In a past project, without being aware of it at the time, I asked our central data engineering teams to improve an outrigger dimension for product certificates. I asked for the slow-changing dimension to go from Type 1 overwrite to Type 2 add new row. But we never discussed the change in those terms. We talked about “making the historical relationship between products and certificates available for analysis”. We wanted to historicise the table. This word was difficult to pronounce correctly in meetings.

Why didn’t we use this vocabulary?

• Could these terms be confined to data engineering circles and left behind when other disciplines are involved?
• Are these words in books, but rarely found in the field?
• This is a book written by authors from the USA and my work experience is in Germany and France with lots of native and non-native english speakers. Could it be the reason?

User experience improvements

As a long-time user, I was very happy to read the following advice. The points will improve your end users’ life and save them from making mistakes:

• Provide human-understandable labels in addition to the technical codes and abbreviations. Quoting from the book:

  Cryptic abbreviations, true/false flags, and operational indicators should be supplemented in dimension tables with full text words that have meaning when independently viewed. Operational codes with embedded meaning within the code value should be broken down with each part of the code expanded into its own separate descriptive dimension attribute.

• Similarly, the book describes three different ways to handle Null values that make a ton of sense:

  1. In dimension tables, the authors recommend substituting Unknown or Not Applicable in place of the null value. This applies when a dimension row is incomplete or when some attributes don’t apply to all rows.
  2. Foreign key columns should never include nulls.
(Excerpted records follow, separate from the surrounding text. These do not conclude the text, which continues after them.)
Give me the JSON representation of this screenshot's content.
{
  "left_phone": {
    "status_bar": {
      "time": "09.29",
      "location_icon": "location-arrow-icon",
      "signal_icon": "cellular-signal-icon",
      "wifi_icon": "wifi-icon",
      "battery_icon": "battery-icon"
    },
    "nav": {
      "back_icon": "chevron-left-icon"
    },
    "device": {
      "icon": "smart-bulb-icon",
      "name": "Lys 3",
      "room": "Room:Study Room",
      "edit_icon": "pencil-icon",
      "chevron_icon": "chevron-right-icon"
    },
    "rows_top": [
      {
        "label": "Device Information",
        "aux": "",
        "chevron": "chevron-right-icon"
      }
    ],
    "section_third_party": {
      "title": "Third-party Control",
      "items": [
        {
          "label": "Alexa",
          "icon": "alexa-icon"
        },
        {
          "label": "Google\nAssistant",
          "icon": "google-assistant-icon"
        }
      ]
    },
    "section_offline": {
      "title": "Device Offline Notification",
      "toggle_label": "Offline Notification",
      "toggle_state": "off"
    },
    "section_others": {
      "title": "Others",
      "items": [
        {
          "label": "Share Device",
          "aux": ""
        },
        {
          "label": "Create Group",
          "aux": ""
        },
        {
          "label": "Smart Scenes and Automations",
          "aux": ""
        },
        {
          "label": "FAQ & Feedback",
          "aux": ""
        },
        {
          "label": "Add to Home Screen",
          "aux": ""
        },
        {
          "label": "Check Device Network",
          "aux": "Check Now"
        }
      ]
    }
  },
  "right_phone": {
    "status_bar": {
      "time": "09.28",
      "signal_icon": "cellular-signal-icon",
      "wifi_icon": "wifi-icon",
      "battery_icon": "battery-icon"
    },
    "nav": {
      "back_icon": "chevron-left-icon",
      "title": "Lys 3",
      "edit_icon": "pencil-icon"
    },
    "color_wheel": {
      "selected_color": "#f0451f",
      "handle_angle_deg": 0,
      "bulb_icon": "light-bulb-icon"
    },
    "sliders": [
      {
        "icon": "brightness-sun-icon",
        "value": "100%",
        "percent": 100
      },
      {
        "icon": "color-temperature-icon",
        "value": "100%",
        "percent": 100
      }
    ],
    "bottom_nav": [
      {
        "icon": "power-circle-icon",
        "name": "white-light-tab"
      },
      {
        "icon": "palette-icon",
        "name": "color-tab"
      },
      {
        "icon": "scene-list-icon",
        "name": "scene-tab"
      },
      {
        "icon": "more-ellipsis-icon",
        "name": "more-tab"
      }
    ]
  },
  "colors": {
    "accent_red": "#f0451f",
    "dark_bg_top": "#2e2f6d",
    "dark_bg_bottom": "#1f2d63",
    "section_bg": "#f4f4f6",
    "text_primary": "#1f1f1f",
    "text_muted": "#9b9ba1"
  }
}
Otherwise, referential integrity is broken i.e. all fact rows should be associated with all the corresponding dimensions.
  3. In fact tables, numeric measurements can be left null because calculations like sums and averages will correctly handle it. Replacing null with a 0 would bias the average, for example.

• Provide a Date dimension so that users can easily filter or group by date-related attributes. I like an easy way to access weekend vs. weekdays , the full name for days (Monday, Tuesday, …), months (January, February, …) or even quarters (2026 Q1, 2026 Q2, …) with a simple join. Even better if public holidays can be accessed or if dates important to the business can be retrieved. I have parsed and formatted dates countless times in SQL or Python, just to extract details like month names.
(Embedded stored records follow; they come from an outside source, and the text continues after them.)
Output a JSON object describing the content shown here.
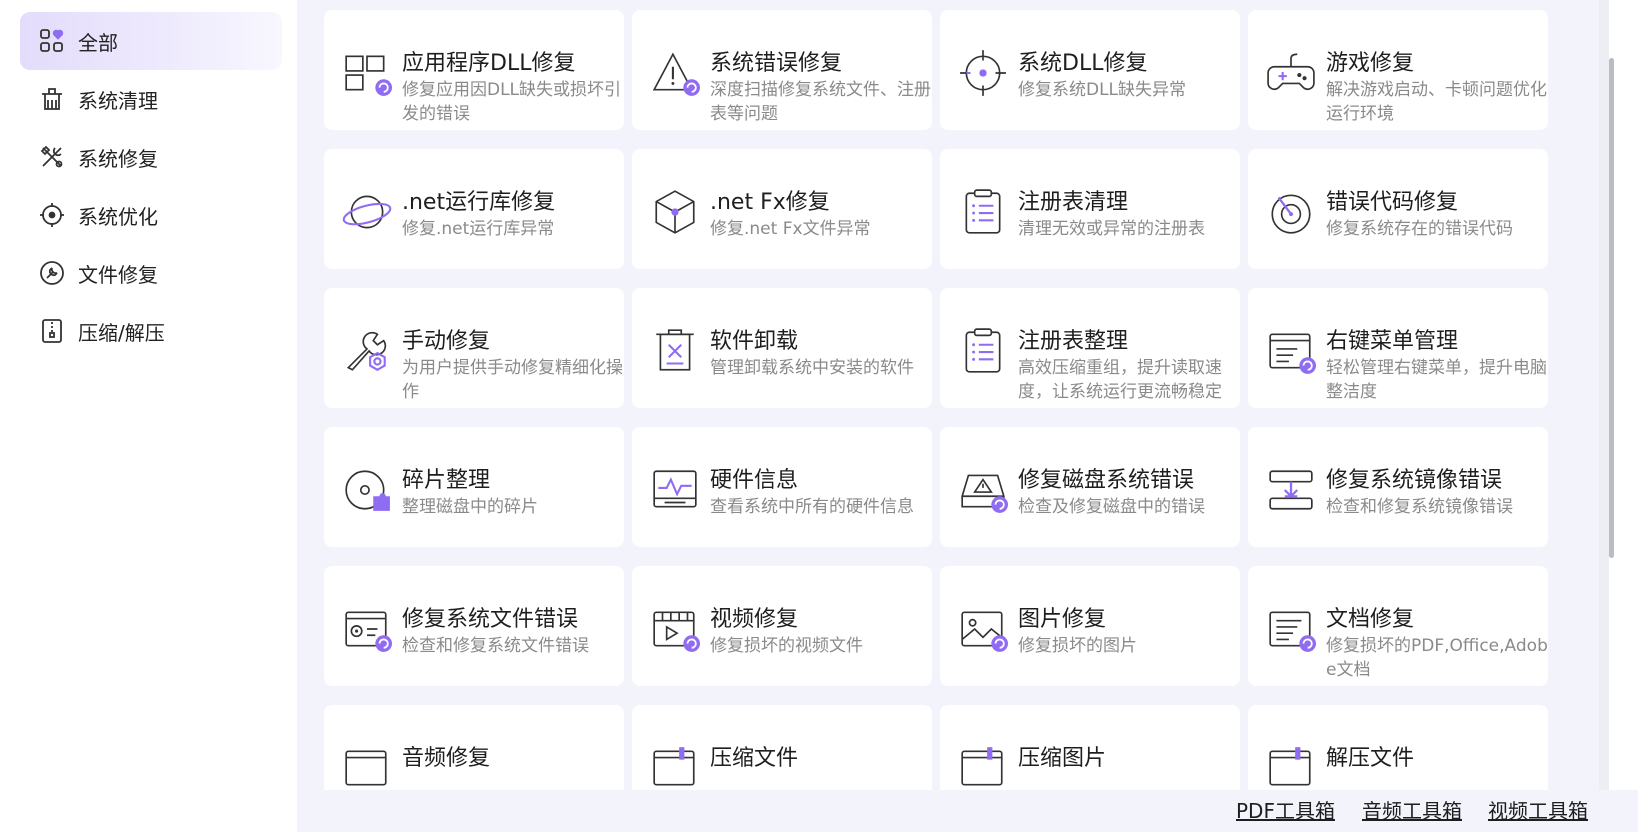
{
  "accent": "#8f6cf2",
  "sidebar": {
    "items": [
      {
        "label": "全部",
        "icon": "grid-heart-icon",
        "active": true
      },
      {
        "label": "系统清理",
        "icon": "broom-icon"
      },
      {
        "label": "系统修复",
        "icon": "wrench-screwdriver-icon"
      },
      {
        "label": "系统优化",
        "icon": "crosshair-icon"
      },
      {
        "label": "文件修复",
        "icon": "file-wrench-icon"
      },
      {
        "label": "压缩/解压",
        "icon": "zip-icon"
      }
    ]
  },
  "cards": [
    {
      "title": "应用程序DLL修复",
      "desc": "修复应用因DLL缺失或损坏引发的错误",
      "icon": "app-dll-repair-icon"
    },
    {
      "title": "系统错误修复",
      "desc": "深度扫描修复系统文件、注册表等问题",
      "icon": "warning-repair-icon"
    },
    {
      "title": "系统DLL修复",
      "desc": "修复系统DLL缺失异常",
      "icon": "target-icon"
    },
    {
      "title": "游戏修复",
      "desc": "解决游戏启动、卡顿问题优化运行环境",
      "icon": "gamepad-icon"
    },
    {
      "title": ".net运行库修复",
      "desc": "修复.net运行库异常",
      "icon": "planet-icon"
    },
    {
      "title": ".net Fx修复",
      "desc": "修复.net Fx文件异常",
      "icon": "cube-icon"
    },
    {
      "title": "注册表清理",
      "desc": "清理无效或异常的注册表",
      "icon": "clipboard-list-icon"
    },
    {
      "title": "错误代码修复",
      "desc": "修复系统存在的错误代码",
      "icon": "gauge-icon"
    },
    {
      "title": "手动修复",
      "desc": "为用户提供手动修复精细化操作",
      "icon": "wrench-hex-icon"
    },
    {
      "title": "软件卸载",
      "desc": "管理卸载系统中安装的软件",
      "icon": "trash-icon"
    },
    {
      "title": "注册表整理",
      "desc": "高效压缩重组，提升读取速度，让系统运行更流畅稳定",
      "icon": "clipboard-list-icon"
    },
    {
      "title": "右键菜单管理",
      "desc": "轻松管理右键菜单，提升电脑整洁度",
      "icon": "menu-window-icon"
    },
    {
      "title": "碎片整理",
      "desc": "整理磁盘中的碎片",
      "icon": "disk-puzzle-icon"
    },
    {
      "title": "硬件信息",
      "desc": "查看系统中所有的硬件信息",
      "icon": "monitor-pulse-icon"
    },
    {
      "title": "修复磁盘系统错误",
      "desc": "检查及修复磁盘中的错误",
      "icon": "disk-warning-icon"
    },
    {
      "title": "修复系统镜像错误",
      "desc": "检查和修复系统镜像错误",
      "icon": "drive-download-icon"
    },
    {
      "title": "修复系统文件错误",
      "desc": "检查和修复系统文件错误",
      "icon": "window-gear-icon"
    },
    {
      "title": "视频修复",
      "desc": "修复损坏的视频文件",
      "icon": "video-icon"
    },
    {
      "title": "图片修复",
      "desc": "修复损坏的图片",
      "icon": "image-icon"
    },
    {
      "title": "文档修复",
      "desc": "修复损坏的PDF,Office,Adobe文档",
      "icon": "document-icon"
    },
    {
      "title": "音频修复",
      "desc": "",
      "icon": "audio-icon"
    },
    {
      "title": "压缩文件",
      "desc": "",
      "icon": "compress-file-icon"
    },
    {
      "title": "压缩图片",
      "desc": "",
      "icon": "compress-image-icon"
    },
    {
      "title": "解压文件",
      "desc": "",
      "icon": "extract-file-icon"
    }
  ],
  "footer": {
    "links": [
      "PDF工具箱",
      "音频工具箱",
      "视频工具箱"
    ]
  }
}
• Finally, in the last chapter of the book, the authors focus on the implications that big data has on data warehouses and ETL systems. While doing so, they write “Add value to data as soon as possible”:

  You should apply filtering, cleansing, pruning, conforming, matching, joining, and diagnosing at the earliest touch points possible. […] Conforming takes the active step of placing highly administered enterprise attributes into major entities such as customer, product, and date. The existence of these conformed attributes allows high value joins to be made across separate application domains. A shorter name for this step is “integration!” Diagnosing allows many interesting attributes to be added to data, including special confidence tags and textual identifiers representing behavior clusters identified by a data mining professional.

  In my experience, data science teams often extract data from the warehouse, create insights in silos, and rarely return those insights to the warehouse. As a result, teams often duplicate work in silos or get stuck because they cannot reproduce time-intensive research or advanced data science. I appreciate the idea of enriching data as early as possible, especially by integrating results from company-wide data mining activities.